The Great Leap Forwards.

Apparently we British spend 20 hours out of every 24 sitting or lying. Ditto this teenage generation will likely be the most unemployed since the beginning of the industrial revolution. This seems perverse when the retirement age is being pushed back progressively. And at the same time this younger generation is becoming more agitated, not for want of work but in a lack of attention and a certain wildness that suggests a gathering frustration of some inner animus. And and and at this same time the likes of Ken Robinson are railing against the misplaced industrialisation of their education and suggesting an entirely new form of engagement. Is there a nebulous watershed slipping under our feet? One generation wedded to hierarchical ladder climbing successful careers and the next to a flat line of variously interesting scraps. It seems the future may be very different.
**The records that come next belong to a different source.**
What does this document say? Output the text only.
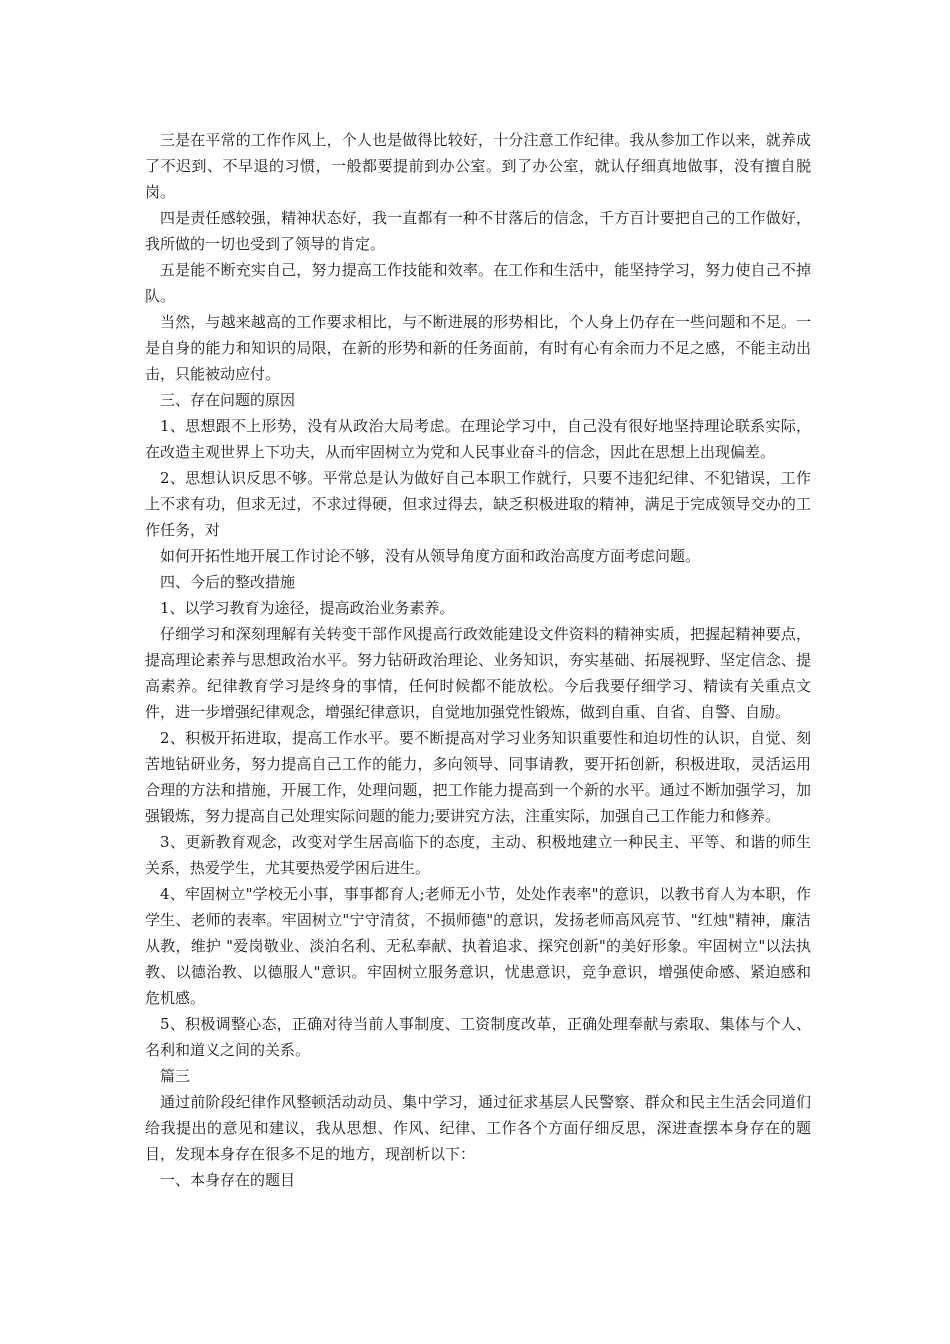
三是在平常的工作作风上，个人也是做得比较好，十分注意工作纪律。我从参加工作以来，就养成了不迟到、不早退的习惯，一般都要提前到办公室。到了办公室，就认仔细真地做事，没有擅自脱岗。

四是责任感较强，精神状态好，我一直都有一种不甘落后的信念，千方百计要把自己的工作做好，我所做的一切也受到了领导的肯定。

五是能不断充实自己，努力提高工作技能和效率。在工作和生活中，能坚持学习，努力使自己不掉队。

当然，与越来越高的工作要求相比，与不断进展的形势相比，个人身上仍存在一些问题和不足。一是自身的能力和知识的局限，在新的形势和新的任务面前，有时有心有余而力不足之感，不能主动出击，只能被动应付。

三、存在问题的原因

1、思想跟不上形势，没有从政治大局考虑。在理论学习中，自己没有很好地坚持理论联系实际，在改造主观世界上下功夫，从而牢固树立为党和人民事业奋斗的信念，因此在思想上出现偏差。

2、思想认识反思不够。平常总是认为做好自己本职工作就行，只要不违犯纪律、不犯错误，工作上不求有功，但求无过，不求过得硬，但求过得去，缺乏积极进取的精神，满足于完成领导交办的工作任务，对

如何开拓性地开展工作讨论不够，没有从领导角度方面和政治高度方面考虑问题。

四、今后的整改措施

1、以学习教育为途径，提高政治业务素养。

仔细学习和深刻理解有关转变干部作风提高行政效能建设文件资料的精神实质，把握起精神要点，提高理论素养与思想政治水平。努力钻研政治理论、业务知识，夯实基础、拓展视野、坚定信念、提高素养。纪律教育学习是终身的事情，任何时候都不能放松。今后我要仔细学习、精读有关重点文件，进一步增强纪律观念，增强纪律意识，自觉地加强党性锻炼，做到自重、自省、自警、自励。

2、积极开拓进取，提高工作水平。要不断提高对学习业务知识重要性和迫切性的认识，自觉、刻苦地钻研业务，努力提高自己工作的能力，多向领导、同事请教，要开拓创新，积极进取，灵活运用合理的方法和措施，开展工作，处理问题，把工作能力提高到一个新的水平。通过不断加强学习，加强锻炼，努力提高自己处理实际问题的能力;要讲究方法，注重实际，加强自己工作能力和修养。

3、更新教育观念，改变对学生居高临下的态度，主动、积极地建立一种民主、平等、和谐的师生关系，热爱学生，尤其要热爱学困后进生。

4、牢固树立"学校无小事，事事都育人;老师无小节，处处作表率"的意识，以教书育人为本职，作学生、老师的表率。牢固树立"宁守清贫，不损师德"的意识，发扬老师高风亮节、"红烛"精神，廉洁从教，维护 "爱岗敬业、淡泊名利、无私奉献、执着追求、探究创新"的美好形象。牢固树立"以法执教、以德治教、以德服人"意识。牢固树立服务意识，忧患意识，竞争意识，增强使命感、紧迫感和危机感。

5、积极调整心态，正确对待当前人事制度、工资制度改革，正确处理奉献与索取、集体与个人、名利和道义之间的关系。

篇三

通过前阶段纪律作风整顿活动动员、集中学习，通过征求基层人民警察、群众和民主生活会同道们给我提出的意见和建议，我从思想、作风、纪律、工作各个方面仔细反思，深进查摆本身存在的题目，发现本身存在很多不足的地方，现剖析以下：

一、本身存在的题目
But what is this engagement Ken talks of? And then along comes Olivia Coleman collecting three BAFTAs. Stay with me. She’s an actress that can’t act with a personality that has no understanding of celebrity. She does her job as easily as breathing and is universally loved for it. In some strange way she makes Tony Robbins look like the dinosaur of the self ages. Where he is a brilliant motivator to achieve oneself, one’s full potential, Olivia has no need of a unique self. She does not act the roles she’s given she inhabits the people she plays. It seems when there is no self to cultivate there is no restriction to inhabiting another one, and another. So might this be the watershed, a move from a self-styled self to a universal one? One in which we are all one. Might the apparent flat lining of this next generation not be the failure my hierarchical mindset suggests but an emergence of a one-self not a oneself? Then again you don’t get three BAFTAs in one night without achieving one’s full potential.